In this condition, there's no tricuspid valve. That means no blood can flow from the right atrium to the right ventricle. As a result, the right ventricle is small and not fully developed. The child's survival depends on there being an opening in the wall between the atria called an atrial septal defect (ASD) or patent foramen ovale (PFO). Otherwise, the blood returning from the body to the right atrium gets “stuck” in the right atrium and cannot return to the body. Since blood cannot get to the body, death occurs unless something is done to create an ASD or PFO.
The other problem with this defect is that no blood can get to the pulmonary arteries because the right ventricle is usually undeveloped or nonexistent. There are special cases of tricuspid atresia with a hole between the ventricles (ventricular septal defect, VSD, and/or transposition of the great arteries, TGA). These are complex heart defects with a combination of defects which can change the types of treatment needed although they are overall similar.
Typical Heart - Cross Section
Heart with Tricuspid Atresia
Tricuspid atresia is usually diagnosed in the nursery because of cyanosis (“blue baby”), difficulty breathing, or perhaps not feeding well. In some cases, the infant may not be blue but may have difficulty breathing because of too much blood flow to the lungs. There may not necessarily be an abnormal murmur on the exam, but there may be other subtle clues to the diagnosis on the examination and simple tests. The diagnosis is definitively made with echocardiography.
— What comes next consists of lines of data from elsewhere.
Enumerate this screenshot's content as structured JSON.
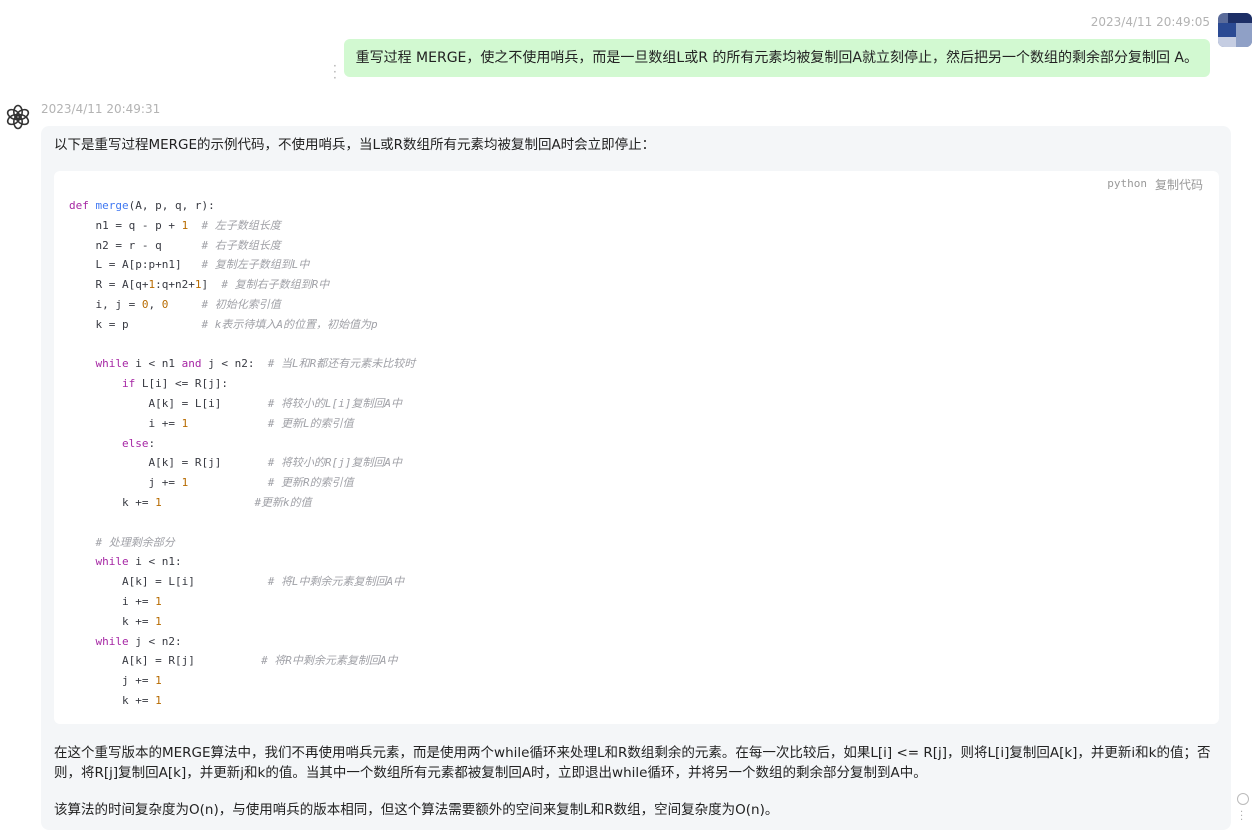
{
  "user_message": {
    "timestamp": "2023/4/11 20:49:05",
    "text": "重写过程 MERGE，使之不使用哨兵，而是一旦数组L或R 的所有元素均被复制回A就立刻停止，然后把另一个数组的剩余部分复制回 A。",
    "avatar_icon": "user-avatar-icon",
    "bubble_color": "#d2f9d1"
  },
  "bot_message": {
    "timestamp": "2023/4/11 20:49:31",
    "avatar_icon": "openai-logo-icon",
    "intro": "以下是重写过程MERGE的示例代码，不使用哨兵，当L或R数组所有元素均被复制回A时会立即停止：",
    "code_block": {
      "language": "python",
      "copy_label": "复制代码",
      "lines": [
        [
          [
            "kw",
            "def "
          ],
          [
            "fn",
            "merge"
          ],
          [
            "t",
            "(A, p, q, r):"
          ]
        ],
        [
          [
            "t",
            "    n1 = q - p + "
          ],
          [
            "num",
            "1"
          ],
          [
            "t",
            "  "
          ],
          [
            "cm",
            "# 左子数组长度"
          ]
        ],
        [
          [
            "t",
            "    n2 = r - q      "
          ],
          [
            "cm",
            "# 右子数组长度"
          ]
        ],
        [
          [
            "t",
            "    L = A[p:p+n1]   "
          ],
          [
            "cm",
            "# 复制左子数组到L中"
          ]
        ],
        [
          [
            "t",
            "    R = A[q+"
          ],
          [
            "num",
            "1"
          ],
          [
            "t",
            ":q+n2+"
          ],
          [
            "num",
            "1"
          ],
          [
            "t",
            "]  "
          ],
          [
            "cm",
            "# 复制右子数组到R中"
          ]
        ],
        [
          [
            "t",
            "    i, j = "
          ],
          [
            "num",
            "0"
          ],
          [
            "t",
            ", "
          ],
          [
            "num",
            "0"
          ],
          [
            "t",
            "     "
          ],
          [
            "cm",
            "# 初始化索引值"
          ]
        ],
        [
          [
            "t",
            "    k = p           "
          ],
          [
            "cm",
            "# k表示待填入A的位置，初始值为p"
          ]
        ],
        [
          [
            "t",
            ""
          ]
        ],
        [
          [
            "t",
            "    "
          ],
          [
            "kw",
            "while"
          ],
          [
            "t",
            " i < n1 "
          ],
          [
            "kw",
            "and"
          ],
          [
            "t",
            " j < n2:  "
          ],
          [
            "cm",
            "# 当L和R都还有元素未比较时"
          ]
        ],
        [
          [
            "t",
            "        "
          ],
          [
            "kw",
            "if"
          ],
          [
            "t",
            " L[i] <= R[j]:"
          ]
        ],
        [
          [
            "t",
            "            A[k] = L[i]       "
          ],
          [
            "cm",
            "# 将较小的L[i]复制回A中"
          ]
        ],
        [
          [
            "t",
            "            i += "
          ],
          [
            "num",
            "1"
          ],
          [
            "t",
            "            "
          ],
          [
            "cm",
            "# 更新L的索引值"
          ]
        ],
        [
          [
            "t",
            "        "
          ],
          [
            "kw",
            "else"
          ],
          [
            "t",
            ":"
          ]
        ],
        [
          [
            "t",
            "            A[k] = R[j]       "
          ],
          [
            "cm",
            "# 将较小的R[j]复制回A中"
          ]
        ],
        [
          [
            "t",
            "            j += "
          ],
          [
            "num",
            "1"
          ],
          [
            "t",
            "            "
          ],
          [
            "cm",
            "# 更新R的索引值"
          ]
        ],
        [
          [
            "t",
            "        k += "
          ],
          [
            "num",
            "1"
          ],
          [
            "t",
            "              "
          ],
          [
            "cm",
            "#更新k的值"
          ]
        ],
        [
          [
            "t",
            ""
          ]
        ],
        [
          [
            "t",
            "    "
          ],
          [
            "cm",
            "# 处理剩余部分"
          ]
        ],
        [
          [
            "t",
            "    "
          ],
          [
            "kw",
            "while"
          ],
          [
            "t",
            " i < n1:"
          ]
        ],
        [
          [
            "t",
            "        A[k] = L[i]           "
          ],
          [
            "cm",
            "# 将L中剩余元素复制回A中"
          ]
        ],
        [
          [
            "t",
            "        i += "
          ],
          [
            "num",
            "1"
          ]
        ],
        [
          [
            "t",
            "        k += "
          ],
          [
            "num",
            "1"
          ]
        ],
        [
          [
            "t",
            "    "
          ],
          [
            "kw",
            "while"
          ],
          [
            "t",
            " j < n2:"
          ]
        ],
        [
          [
            "t",
            "        A[k] = R[j]          "
          ],
          [
            "cm",
            "# 将R中剩余元素复制回A中"
          ]
        ],
        [
          [
            "t",
            "        j += "
          ],
          [
            "num",
            "1"
          ]
        ],
        [
          [
            "t",
            "        k += "
          ],
          [
            "num",
            "1"
          ]
        ]
      ]
    },
    "paragraph1": "在这个重写版本的MERGE算法中，我们不再使用哨兵元素，而是使用两个while循环来处理L和R数组剩余的元素。在每一次比较后，如果L[i] <= R[j]，则将L[i]复制回A[k]，并更新i和k的值；否则，将R[j]复制回A[k]，并更新j和k的值。当其中一个数组所有元素都被复制回A时，立即退出while循环，并将另一个数组的剩余部分复制到A中。",
    "paragraph2": "该算法的时间复杂度为O(n)，与使用哨兵的版本相同，但这个算法需要额外的空间来复制L和R数组，空间复杂度为O(n)。",
    "bubble_color": "#f4f6f8"
  }
}
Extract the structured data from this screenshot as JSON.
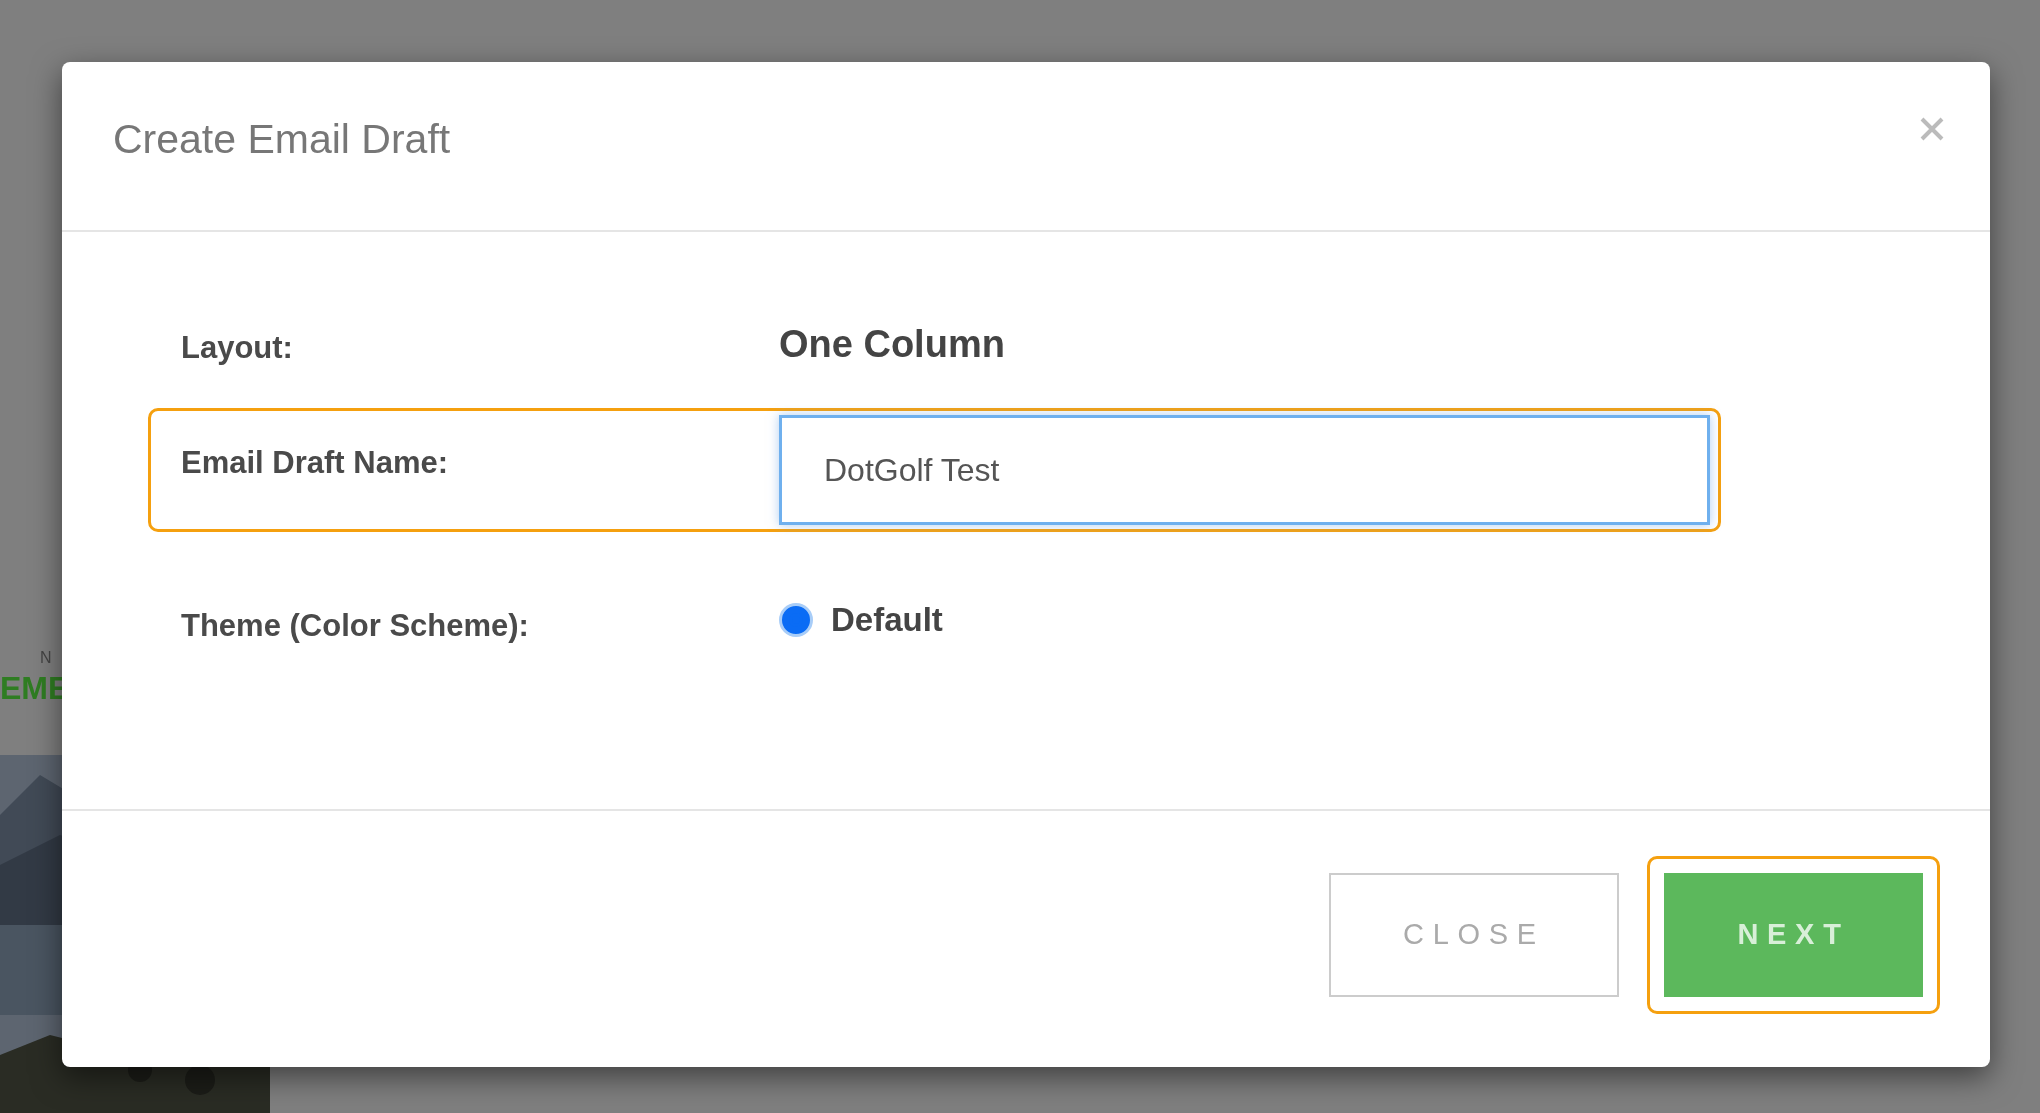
{
  "background": {
    "fragments": [
      {
        "text": "N",
        "kind": "caption"
      },
      {
        "text": "EME",
        "kind": "heading"
      }
    ]
  },
  "dialog": {
    "title": "Create Email Draft",
    "fields": [
      {
        "kind": "text",
        "label": "Layout:",
        "value": "One Column",
        "highlighted": false
      },
      {
        "kind": "input",
        "label": "Email Draft Name:",
        "value": "DotGolf Test",
        "highlighted": true
      },
      {
        "kind": "radio",
        "label": "Theme (Color Scheme):",
        "highlighted": false,
        "options": [
          {
            "label": "Default",
            "selected": true
          }
        ]
      }
    ],
    "buttons": [
      {
        "label": "CLOSE",
        "kind": "secondary",
        "highlighted": false
      },
      {
        "label": "NEXT",
        "kind": "primary",
        "highlighted": true
      }
    ]
  }
}
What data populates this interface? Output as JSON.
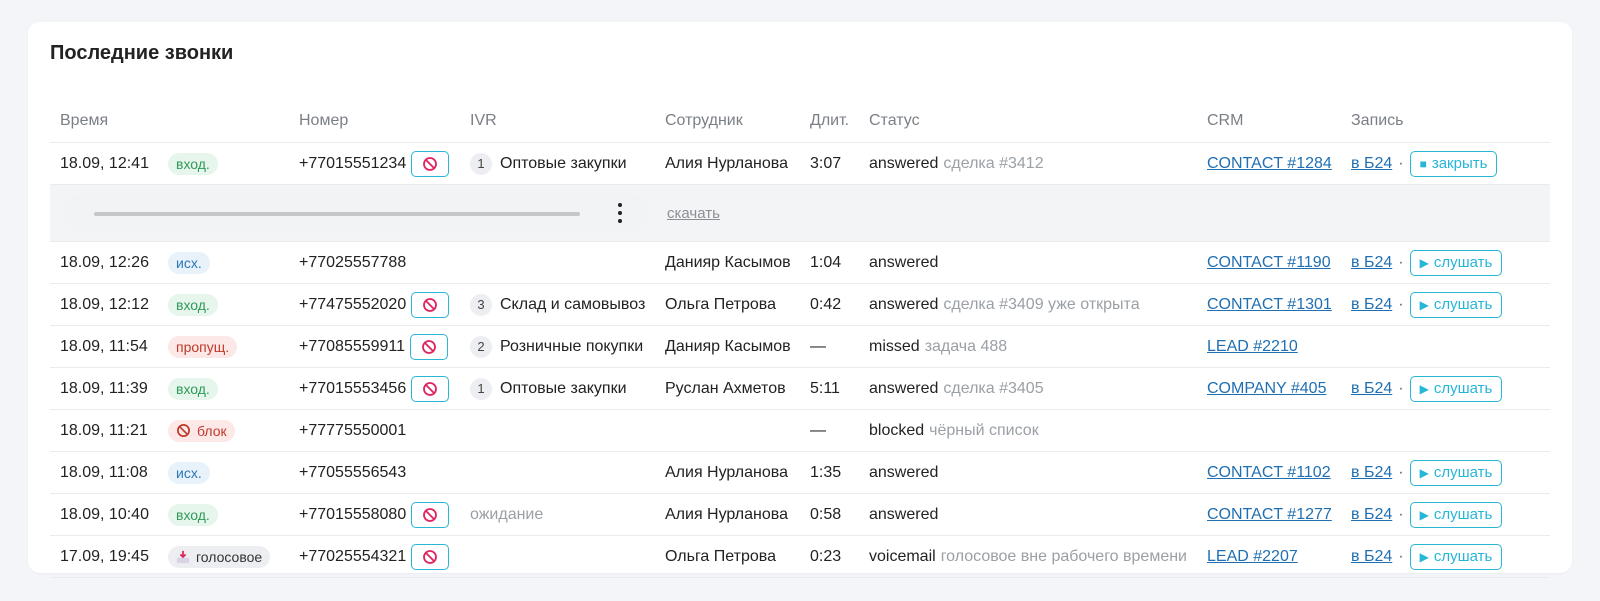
{
  "title": "Последние звонки",
  "columns": {
    "time": "Время",
    "number": "Номер",
    "ivr": "IVR",
    "employee": "Сотрудник",
    "duration": "Длит.",
    "status": "Статус",
    "crm": "CRM",
    "record": "Запись"
  },
  "player": {
    "download_label": "скачать"
  },
  "rows": [
    {
      "time": "18.09, 12:41",
      "type": "вход.",
      "type_kind": "in",
      "number": "+77015551234",
      "block_btn": true,
      "ivr_num": "1",
      "ivr_text": "Оптовые закупки",
      "employee": "Алия Нурланова",
      "duration": "3:07",
      "status": "answered",
      "status_note": "сделка #3412",
      "crm": "CONTACT #1284",
      "b24": "в Б24",
      "sep": "·",
      "action": "закрыть",
      "action_glyph": "■",
      "player_open": true
    },
    {
      "time": "18.09, 12:26",
      "type": "исх.",
      "type_kind": "out",
      "number": "+77025557788",
      "block_btn": false,
      "ivr_num": "",
      "ivr_text": "",
      "employee": "Данияр Касымов",
      "duration": "1:04",
      "status": "answered",
      "status_note": "",
      "crm": "CONTACT #1190",
      "b24": "в Б24",
      "sep": "·",
      "action": "слушать",
      "action_glyph": "▶"
    },
    {
      "time": "18.09, 12:12",
      "type": "вход.",
      "type_kind": "in",
      "number": "+77475552020",
      "block_btn": true,
      "ivr_num": "3",
      "ivr_text": "Склад и самовывоз",
      "employee": "Ольга Петрова",
      "duration": "0:42",
      "status": "answered",
      "status_note": "сделка #3409 уже открыта",
      "crm": "CONTACT #1301",
      "b24": "в Б24",
      "sep": "·",
      "action": "слушать",
      "action_glyph": "▶"
    },
    {
      "time": "18.09, 11:54",
      "type": "пропущ.",
      "type_kind": "miss",
      "number": "+77085559911",
      "block_btn": true,
      "ivr_num": "2",
      "ivr_text": "Розничные покупки",
      "employee": "Данияр Касымов",
      "duration": "—",
      "status": "missed",
      "status_note": "задача 488",
      "crm": "LEAD #2210",
      "b24": "",
      "sep": "",
      "action": "",
      "action_glyph": ""
    },
    {
      "time": "18.09, 11:39",
      "type": "вход.",
      "type_kind": "in",
      "number": "+77015553456",
      "block_btn": true,
      "ivr_num": "1",
      "ivr_text": "Оптовые закупки",
      "employee": "Руслан Ахметов",
      "duration": "5:11",
      "status": "answered",
      "status_note": "сделка #3405",
      "crm": "COMPANY #405",
      "b24": "в Б24",
      "sep": "·",
      "action": "слушать",
      "action_glyph": "▶"
    },
    {
      "time": "18.09, 11:21",
      "type": "блок",
      "type_kind": "blk",
      "type_icon": "blocked-icon",
      "number": "+77775550001",
      "block_btn": false,
      "ivr_num": "",
      "ivr_text": "",
      "employee": "",
      "duration": "—",
      "status": "blocked",
      "status_note": "чёрный список",
      "crm": "",
      "b24": "",
      "sep": "",
      "action": "",
      "action_glyph": ""
    },
    {
      "time": "18.09, 11:08",
      "type": "исх.",
      "type_kind": "out",
      "number": "+77055556543",
      "block_btn": false,
      "ivr_num": "",
      "ivr_text": "",
      "employee": "Алия Нурланова",
      "duration": "1:35",
      "status": "answered",
      "status_note": "",
      "crm": "CONTACT #1102",
      "b24": "в Б24",
      "sep": "·",
      "action": "слушать",
      "action_glyph": "▶"
    },
    {
      "time": "18.09, 10:40",
      "type": "вход.",
      "type_kind": "in",
      "number": "+77015558080",
      "block_btn": true,
      "ivr_num": "",
      "ivr_text": "ожидание",
      "ivr_muted": true,
      "employee": "Алия Нурланова",
      "duration": "0:58",
      "status": "answered",
      "status_note": "",
      "crm": "CONTACT #1277",
      "b24": "в Б24",
      "sep": "·",
      "action": "слушать",
      "action_glyph": "▶"
    },
    {
      "time": "17.09, 19:45",
      "type": "голосовое",
      "type_kind": "vm",
      "type_icon": "voicemail-inbox-icon",
      "number": "+77025554321",
      "block_btn": true,
      "ivr_num": "",
      "ivr_text": "",
      "employee": "Ольга Петрова",
      "duration": "0:23",
      "status": "voicemail",
      "status_note": "голосовое вне рабочего времени",
      "crm": "LEAD #2207",
      "b24": "в Б24",
      "sep": "·",
      "action": "слушать",
      "action_glyph": "▶"
    }
  ],
  "colors": {
    "accent": "#27b6d6",
    "link": "#1f6fb2",
    "in_bg": "#e6f6ec",
    "out_bg": "#e7f2fb",
    "miss_bg": "#fde8e8",
    "block_icon": "#e0245e"
  }
}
In the case of a very blue baby immediately after birth, prostaglandin is used to keep the ductus arteriosus open. Later, a shunt between the aorta and the pulmonary artery is placed during a surgical operation known as a Blalock Taussig Shunt or BT shunt. The shunt (or tube) takes the place of the ductus arteriosus, but cannot grow since it is usually made of synthetic material. Therefore, as the child grows, the shunt cannot supply enough blood to the lungs, and the child becomes more cyanotic. Therefore, other surgeries such as a Glenn procedure are needed to get more blood to the lungs to pick up oxygen and decrease the cyanosis.
Some children with tricuspid atresia have too much blood flowing to the lungs because of a large hole between the ventricles and a large pulmonary artery. They may need a procedure known as pulmonary artery banding or PA banding, which is like a noose around the pulmonary artery to constrict or reduce blood flow to the lungs. Eventually, children with tricuspid atresia may have a more functional repair (the Fontan procedure).
The risks of open-heart surgery always include bleeding, infection and the need for cardiopulmonary bypass. Depending on the type of surgery, special risks of injury to surrounding structures may occur.
Untreated, tricuspid atresia will usually result in death in infancy. With surgical treatment, lifestyle is fair to good, but probably not normal due to some limitation in exercise capability. This varies from patient to patient. There is the risk of the development of rhythm abnormalities, which may alter lifestyle and lifespan and may require medical or other types of treatment. If there is a residual hole allowing blue blood to go to the body (right to left shunt), there is a risk of stroke. The function of the heart may worsen over time requiring treatment with medicine or even cardiac transplantation. Similar to other heart defects, preventive measures against bacterial endocarditis are required for life. Children with tricuspid atresia should have lifelong follow up.